The Lonely Mouse

(January 16th, 2015) Danish researchers found that single-housed lab mice show signs of depression. This might affect their use in clinical studies and could help explain why so many candidate drugs fail in humans. Did we underestimate the complexity of this model organism?



Usually, laboratory mice do not have an eventful life. They live in tiny cages, furnished with standardised fitments, stacked on endless shelves. These poor creatures have no names or identity; they rarely see daylight. But they provide a vital service to science as the most important animal model. That’s why people do care about them. People like Jann Hau, who’s a leading researcher in animal science and welfare, at the University of Copenhagen, Denmark. The professor of Comparative Medicine heads a small group continuously striving to  improve the work with and the life for laboratory animals. In a recent study, Otto Kalliokoski, a member of Hau’s group, and colleagues made an astonishing finding: “Single housing affects serotonergic signalling integrity” in male mice – or in other words, these lonely mice were closer to depression than their group-housed mates.

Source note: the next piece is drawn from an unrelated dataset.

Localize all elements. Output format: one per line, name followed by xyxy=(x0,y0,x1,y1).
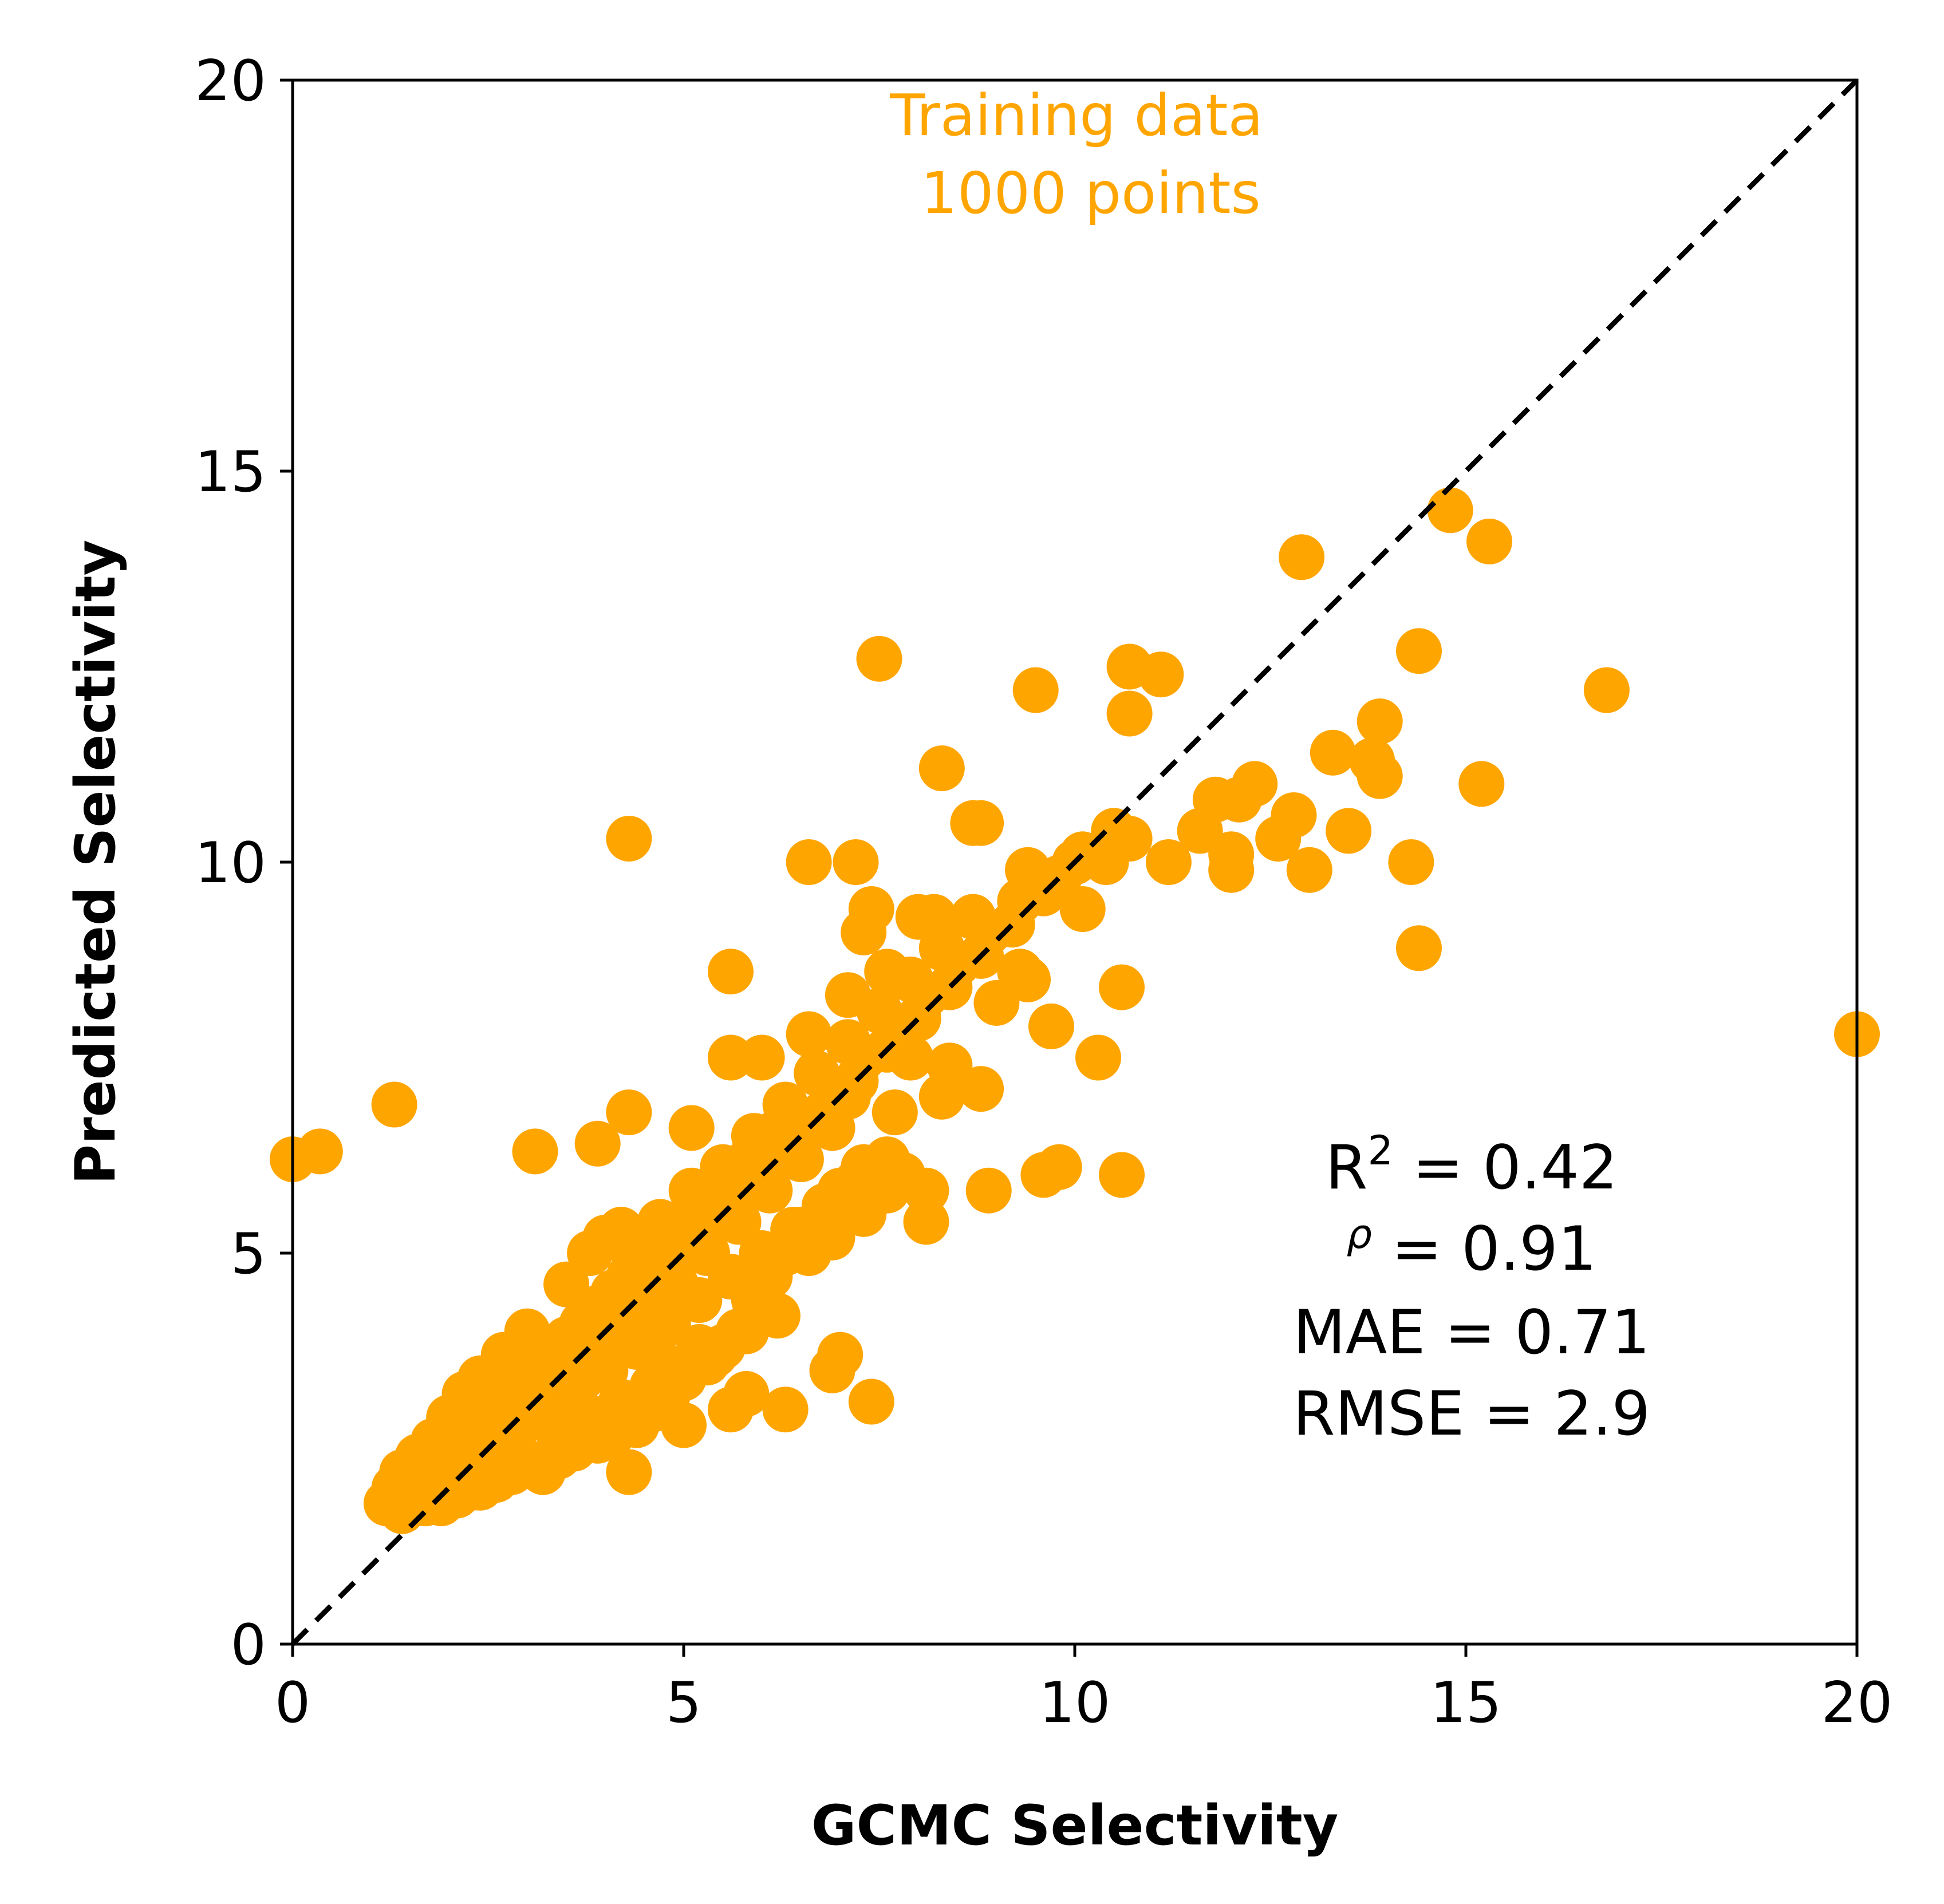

Kalliokoski, a biotechnology engineer, originally from Sweden, explains why it is worth studying single-housed mice: “We were doing a study, in which we used special metabolism cages. If you want to study the metabolism of a mouse, then you control what they drink and what they eat, but you also have to collect what comes out. These cages do it automatically but are also more uncomfortable for mice,” he explains. The question was, does the cage itself affect the metabolism of the mice – do the mice become stressed or depressed when they are in the cage? “We looked at stress-sensitive parameters and realised that the metabolism cages are not good for mice. We also had a control group of single-housed mice, which behaved differently from our regular, group-housed mice,” he explains. “The single-housed mice came from group-housing and behaved normally in the beginning, but after three weeks’ time, their response differed significantly from the group-housed mice.”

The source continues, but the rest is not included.